Roger Covell, in ‘An Australian Composer?’, addresses the question that so many of us who laud Grainger have asked for so long: Was he really an Australian? For Covell he clearly is, and it is Grainger’s love of the Australian bush, the unforgiving landscape, the ‘stringybark, greenhide, and fencing-wire’, that define him as Australian. For a country that cultivates its population in such distinct series of urban clusters, it is ironic that a common, defining characteristic is its love of the ‘outback’, whether in folklore, literature, music, or art.
The volume might have been better divided into three or four sections, such as ‘The Works’, ‘The Grainger Programme’, ‘The Man’, ‘The Philosophy’, with an editor’s introduction and explanation to each. Given the nature of the volume, some of the background material could have been omitted in favour of more musical exposition. For example, what about ‘Teaching Grainger’, an important facet of this man’s career. Such a feature would have been helpful to professional music educators. Given the increasing inclusion of Grainger in music examination lists, this would have been a wise move. As always with Grainger, there is a risk of being washed away on the tsunami of Grainger quotations. Thwaites wisely avoids this. But where is the criticism of the man? A major volume such as this needs to be critical as well as commendatory.
The ‘Select Bibliography’ is just that – select. A number of theses and publications are omitted. Where, for instance, is Eleanor Tan’s PhD thesis on Grainger as a virtuoso? And while it is listed, Belinda Nemec’s ground-breaking doctoral thesis on the design of the Grainger Museum in Melbourne, suggesting links with Walter Burley Griffin’s designs of Canberra, is not mentioned. For this reason, combined with the generally ‘older’ profile of many contributors, the volume is more a companion to the Grainger of yesteryear rather than of tomorrow.
The book would have benefited from much more musical exposition. A ‘masterclass’ on an iconic work would have been invaluable, a technique that Varcoe approaches. None of the musicians writing under ‘The Music’ takes one work and demonstrates ‘this is how it should be played’. Some of the earlier chapters run through a list of Grainger’s works with breakneck speed and insufficient content. Thwaites’s own chapter ‘At the Piano with Grainger’, which does discuss the breaking of chords (‘harping’ or ‘arpeggiating’), and which hints at the importance of Grainger’s use of the middle, or ‘sostenuto’, pedal (originally peculiar to American grands), tells us that ‘Pianists should therefore acquaint themselves with its possibilities’, but fails to tell us what some of those possibilities might be.

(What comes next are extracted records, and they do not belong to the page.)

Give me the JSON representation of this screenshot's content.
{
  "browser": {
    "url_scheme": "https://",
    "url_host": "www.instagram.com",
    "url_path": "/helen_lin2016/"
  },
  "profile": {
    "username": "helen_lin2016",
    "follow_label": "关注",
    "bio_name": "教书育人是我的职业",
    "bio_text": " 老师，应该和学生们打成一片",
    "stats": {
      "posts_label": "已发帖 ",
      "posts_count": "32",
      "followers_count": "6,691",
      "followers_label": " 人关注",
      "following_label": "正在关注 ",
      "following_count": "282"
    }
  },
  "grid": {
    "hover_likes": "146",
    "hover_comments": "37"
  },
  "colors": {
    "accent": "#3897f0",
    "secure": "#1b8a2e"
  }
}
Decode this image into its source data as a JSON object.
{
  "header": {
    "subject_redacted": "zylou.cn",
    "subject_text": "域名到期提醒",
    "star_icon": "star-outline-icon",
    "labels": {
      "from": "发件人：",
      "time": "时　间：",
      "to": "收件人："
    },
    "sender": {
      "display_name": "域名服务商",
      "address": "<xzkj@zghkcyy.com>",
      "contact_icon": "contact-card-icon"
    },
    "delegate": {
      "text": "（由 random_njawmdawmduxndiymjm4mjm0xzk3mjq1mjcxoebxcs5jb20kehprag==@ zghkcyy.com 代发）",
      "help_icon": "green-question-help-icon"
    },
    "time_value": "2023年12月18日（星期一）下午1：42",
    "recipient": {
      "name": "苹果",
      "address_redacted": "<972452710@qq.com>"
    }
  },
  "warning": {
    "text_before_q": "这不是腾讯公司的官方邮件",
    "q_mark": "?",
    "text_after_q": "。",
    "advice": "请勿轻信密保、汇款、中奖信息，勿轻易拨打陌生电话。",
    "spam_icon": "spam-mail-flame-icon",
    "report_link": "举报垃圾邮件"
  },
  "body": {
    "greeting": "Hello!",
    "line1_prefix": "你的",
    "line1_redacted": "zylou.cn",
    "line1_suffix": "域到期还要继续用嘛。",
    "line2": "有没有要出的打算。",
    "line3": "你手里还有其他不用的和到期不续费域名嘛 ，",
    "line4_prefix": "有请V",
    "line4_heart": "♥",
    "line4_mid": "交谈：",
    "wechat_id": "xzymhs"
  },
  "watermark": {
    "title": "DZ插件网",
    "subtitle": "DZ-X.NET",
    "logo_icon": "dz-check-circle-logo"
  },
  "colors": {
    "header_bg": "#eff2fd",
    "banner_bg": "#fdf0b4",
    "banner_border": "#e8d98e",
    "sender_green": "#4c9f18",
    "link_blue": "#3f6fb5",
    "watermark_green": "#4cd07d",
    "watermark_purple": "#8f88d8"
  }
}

The volume cries out for an accompanying CD or webpage with music downloads. Given the editor’s relationship with Chandos, and given the latter’s fine Grainger productions, this would have been an obvious inclusion.
Despite these criticisms, the book still works well. It is a bit like fruit salad: lots of juicy ingredients forming a unique flavour and texture. Some of these components needed more careful preparation, and the overall balance might have been different had Thwaites set out to provide a volume that was more helpful to performers of Grainger’s music. To paraphrase Thwaites’s speech in February this year during the Festival at Kings Place, London, that commemorated the fiftieth anniversary of Grainger’s death: it is time to pass on the Grainger baton to a new community of musicians and scholars. Thwaites is relaying a very impressive baton through her recordings and this volume, but there is still quite a distance left to run.